Saturday, April 21, 2012

Handrolled Cheroots and Tea


















While we were staying in the town at the end of Inle Lake we roamed the countryside on bicycles exploring every nook and cranny. One day we rolled through a little village and were beckoned up onto the verandah of a beautiful old teak house where two women were rolling cheroots at a low table.
I was happy to find them because I read a lot of books about Burma, both fiction and non fiction, and in nearly all of them cheroots were mentioned. I read Burmese Days by George Orwell, Amy Tan's Saving Fish From Drowning, The Glass Palace and a few others.
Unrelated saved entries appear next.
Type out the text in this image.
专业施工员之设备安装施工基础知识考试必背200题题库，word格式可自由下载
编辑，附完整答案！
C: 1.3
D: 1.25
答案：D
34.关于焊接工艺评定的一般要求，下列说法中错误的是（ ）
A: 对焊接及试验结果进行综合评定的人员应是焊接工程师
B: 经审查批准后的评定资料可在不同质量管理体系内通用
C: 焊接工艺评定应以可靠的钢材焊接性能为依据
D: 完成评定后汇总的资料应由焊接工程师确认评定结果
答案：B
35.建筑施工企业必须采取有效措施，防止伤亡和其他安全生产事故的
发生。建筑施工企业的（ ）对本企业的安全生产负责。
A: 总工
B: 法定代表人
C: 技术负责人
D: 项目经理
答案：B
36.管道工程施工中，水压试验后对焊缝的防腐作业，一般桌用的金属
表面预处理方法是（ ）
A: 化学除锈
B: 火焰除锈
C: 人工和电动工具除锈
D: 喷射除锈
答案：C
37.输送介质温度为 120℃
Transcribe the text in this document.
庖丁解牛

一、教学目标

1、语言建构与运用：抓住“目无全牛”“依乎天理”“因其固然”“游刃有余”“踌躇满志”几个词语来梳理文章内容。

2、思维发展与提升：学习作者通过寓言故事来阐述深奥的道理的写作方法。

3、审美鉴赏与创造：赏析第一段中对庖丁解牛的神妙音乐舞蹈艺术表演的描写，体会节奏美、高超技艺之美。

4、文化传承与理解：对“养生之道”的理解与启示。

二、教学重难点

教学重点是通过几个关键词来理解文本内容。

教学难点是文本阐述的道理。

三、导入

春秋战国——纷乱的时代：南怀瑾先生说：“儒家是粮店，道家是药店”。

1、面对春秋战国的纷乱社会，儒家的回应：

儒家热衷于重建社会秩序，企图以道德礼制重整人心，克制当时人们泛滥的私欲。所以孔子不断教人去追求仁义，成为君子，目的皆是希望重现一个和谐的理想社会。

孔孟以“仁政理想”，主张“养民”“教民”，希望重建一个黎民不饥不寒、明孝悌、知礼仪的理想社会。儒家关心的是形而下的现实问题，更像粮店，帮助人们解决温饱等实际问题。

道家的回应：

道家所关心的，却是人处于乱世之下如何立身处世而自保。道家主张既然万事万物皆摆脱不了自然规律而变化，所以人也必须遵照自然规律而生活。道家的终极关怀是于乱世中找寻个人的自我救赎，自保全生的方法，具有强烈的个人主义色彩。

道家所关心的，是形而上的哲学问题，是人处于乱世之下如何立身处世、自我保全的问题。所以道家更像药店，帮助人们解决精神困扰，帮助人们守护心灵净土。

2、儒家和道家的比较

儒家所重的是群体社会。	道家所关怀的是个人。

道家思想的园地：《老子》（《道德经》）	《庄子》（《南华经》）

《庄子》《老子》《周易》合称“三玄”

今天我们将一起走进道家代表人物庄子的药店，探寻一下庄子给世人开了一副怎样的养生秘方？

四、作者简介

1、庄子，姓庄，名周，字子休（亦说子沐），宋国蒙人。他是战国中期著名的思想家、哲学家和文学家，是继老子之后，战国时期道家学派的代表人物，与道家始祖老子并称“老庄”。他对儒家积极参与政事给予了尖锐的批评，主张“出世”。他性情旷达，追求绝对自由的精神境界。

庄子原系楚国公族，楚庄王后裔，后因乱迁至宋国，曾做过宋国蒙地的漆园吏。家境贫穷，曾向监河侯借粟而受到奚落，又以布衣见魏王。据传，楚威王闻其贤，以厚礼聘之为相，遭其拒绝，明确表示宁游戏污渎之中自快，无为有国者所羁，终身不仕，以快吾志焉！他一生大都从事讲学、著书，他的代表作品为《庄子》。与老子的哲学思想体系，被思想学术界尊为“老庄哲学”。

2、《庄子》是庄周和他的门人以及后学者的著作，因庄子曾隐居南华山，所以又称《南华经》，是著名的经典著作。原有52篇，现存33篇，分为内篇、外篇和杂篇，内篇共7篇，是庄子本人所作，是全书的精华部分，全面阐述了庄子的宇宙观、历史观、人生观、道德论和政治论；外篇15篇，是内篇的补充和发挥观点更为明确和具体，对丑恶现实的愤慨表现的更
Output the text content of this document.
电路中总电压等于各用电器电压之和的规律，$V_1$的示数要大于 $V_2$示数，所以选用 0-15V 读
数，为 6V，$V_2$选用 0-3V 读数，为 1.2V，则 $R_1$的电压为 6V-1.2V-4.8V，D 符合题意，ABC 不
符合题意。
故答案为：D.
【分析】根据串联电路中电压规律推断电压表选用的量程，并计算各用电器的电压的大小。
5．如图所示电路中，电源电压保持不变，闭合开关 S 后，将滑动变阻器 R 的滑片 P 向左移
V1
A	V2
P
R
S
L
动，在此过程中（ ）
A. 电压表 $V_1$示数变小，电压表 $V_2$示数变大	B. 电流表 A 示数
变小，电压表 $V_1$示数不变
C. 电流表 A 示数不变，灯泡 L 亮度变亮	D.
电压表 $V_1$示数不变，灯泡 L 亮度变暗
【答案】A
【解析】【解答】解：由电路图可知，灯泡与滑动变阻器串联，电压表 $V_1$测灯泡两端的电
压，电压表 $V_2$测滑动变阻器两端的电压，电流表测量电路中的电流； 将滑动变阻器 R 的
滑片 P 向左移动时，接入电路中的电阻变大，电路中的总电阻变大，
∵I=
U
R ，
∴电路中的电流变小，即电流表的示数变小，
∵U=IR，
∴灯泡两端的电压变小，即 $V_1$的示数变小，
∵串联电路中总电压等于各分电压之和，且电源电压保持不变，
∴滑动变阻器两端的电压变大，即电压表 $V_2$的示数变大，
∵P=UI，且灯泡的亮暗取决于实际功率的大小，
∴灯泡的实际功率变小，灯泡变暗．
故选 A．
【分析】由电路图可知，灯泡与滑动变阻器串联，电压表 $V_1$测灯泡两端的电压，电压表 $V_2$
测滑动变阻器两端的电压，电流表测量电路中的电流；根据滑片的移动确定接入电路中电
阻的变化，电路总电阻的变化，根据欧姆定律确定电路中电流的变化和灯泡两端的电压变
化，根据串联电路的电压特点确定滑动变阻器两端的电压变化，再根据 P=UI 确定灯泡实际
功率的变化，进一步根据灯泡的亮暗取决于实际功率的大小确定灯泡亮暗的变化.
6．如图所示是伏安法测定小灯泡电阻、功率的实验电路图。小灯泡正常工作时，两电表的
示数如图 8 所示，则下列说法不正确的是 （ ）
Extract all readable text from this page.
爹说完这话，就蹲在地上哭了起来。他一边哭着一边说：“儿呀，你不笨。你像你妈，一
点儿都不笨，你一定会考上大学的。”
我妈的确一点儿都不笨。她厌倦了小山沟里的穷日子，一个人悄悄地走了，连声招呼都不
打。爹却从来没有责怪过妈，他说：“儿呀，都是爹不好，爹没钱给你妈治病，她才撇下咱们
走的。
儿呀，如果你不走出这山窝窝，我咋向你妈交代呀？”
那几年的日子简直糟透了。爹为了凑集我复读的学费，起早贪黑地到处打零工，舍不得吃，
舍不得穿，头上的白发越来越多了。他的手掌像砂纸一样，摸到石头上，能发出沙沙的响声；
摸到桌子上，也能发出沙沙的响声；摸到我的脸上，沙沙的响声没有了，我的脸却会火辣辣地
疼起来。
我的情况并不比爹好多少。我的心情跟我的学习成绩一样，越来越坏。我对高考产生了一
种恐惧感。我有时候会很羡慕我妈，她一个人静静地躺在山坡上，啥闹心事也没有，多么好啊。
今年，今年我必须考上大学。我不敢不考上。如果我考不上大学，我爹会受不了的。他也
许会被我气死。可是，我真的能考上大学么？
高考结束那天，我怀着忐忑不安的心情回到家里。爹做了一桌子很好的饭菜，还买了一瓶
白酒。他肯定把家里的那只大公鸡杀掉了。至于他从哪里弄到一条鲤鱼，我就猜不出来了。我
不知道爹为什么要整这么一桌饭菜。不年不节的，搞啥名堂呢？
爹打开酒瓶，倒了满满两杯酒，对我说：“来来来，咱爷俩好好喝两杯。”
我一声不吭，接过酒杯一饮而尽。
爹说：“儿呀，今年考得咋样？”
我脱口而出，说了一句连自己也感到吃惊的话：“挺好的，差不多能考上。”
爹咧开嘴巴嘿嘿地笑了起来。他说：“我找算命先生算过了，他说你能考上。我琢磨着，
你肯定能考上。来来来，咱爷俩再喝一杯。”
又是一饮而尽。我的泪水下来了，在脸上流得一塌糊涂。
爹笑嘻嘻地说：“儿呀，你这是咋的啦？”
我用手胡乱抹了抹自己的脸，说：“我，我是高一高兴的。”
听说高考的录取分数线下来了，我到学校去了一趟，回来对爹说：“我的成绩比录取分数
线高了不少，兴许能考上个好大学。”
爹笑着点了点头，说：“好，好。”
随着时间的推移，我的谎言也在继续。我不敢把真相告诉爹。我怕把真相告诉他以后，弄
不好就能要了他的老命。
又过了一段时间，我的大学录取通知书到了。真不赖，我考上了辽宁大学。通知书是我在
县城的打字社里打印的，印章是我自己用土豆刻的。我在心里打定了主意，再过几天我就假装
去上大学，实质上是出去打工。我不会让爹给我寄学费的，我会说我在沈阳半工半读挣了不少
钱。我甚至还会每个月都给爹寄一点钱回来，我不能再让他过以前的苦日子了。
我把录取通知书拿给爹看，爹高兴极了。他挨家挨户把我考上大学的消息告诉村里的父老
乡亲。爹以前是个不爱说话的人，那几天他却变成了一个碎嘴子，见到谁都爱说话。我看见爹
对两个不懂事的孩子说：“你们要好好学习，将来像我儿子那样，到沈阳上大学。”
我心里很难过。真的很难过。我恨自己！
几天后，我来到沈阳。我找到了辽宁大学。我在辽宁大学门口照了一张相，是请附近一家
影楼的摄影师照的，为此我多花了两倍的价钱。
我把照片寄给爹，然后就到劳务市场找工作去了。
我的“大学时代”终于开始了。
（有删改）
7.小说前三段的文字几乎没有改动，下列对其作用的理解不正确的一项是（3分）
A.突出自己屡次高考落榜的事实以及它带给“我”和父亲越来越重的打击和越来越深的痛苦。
They served us tea and wonderful rice crackers and even gave us a try at rolling. They had the most primitive and effective handmade tools that made it look much easier than it really was. The younger was the neice of the older and they lived together in the house. We visited for nearly and hour, talking amid the bustle of rolling. They were so friendly and eventually asked about my sunburned face offering to put some of the ground bark on me.
The bark was ground on whet and applied in quite a liquid state. When it dries it's really cooling and protects the skin from sun. I didn't look nearly as lovely and exotic as the women of Burma with their brown skin providing more contrast.
Philip bought some of the cheroots and for weeks afterwards we gave them as gifts to folks who considered them a real treat and normally couldn't afford them!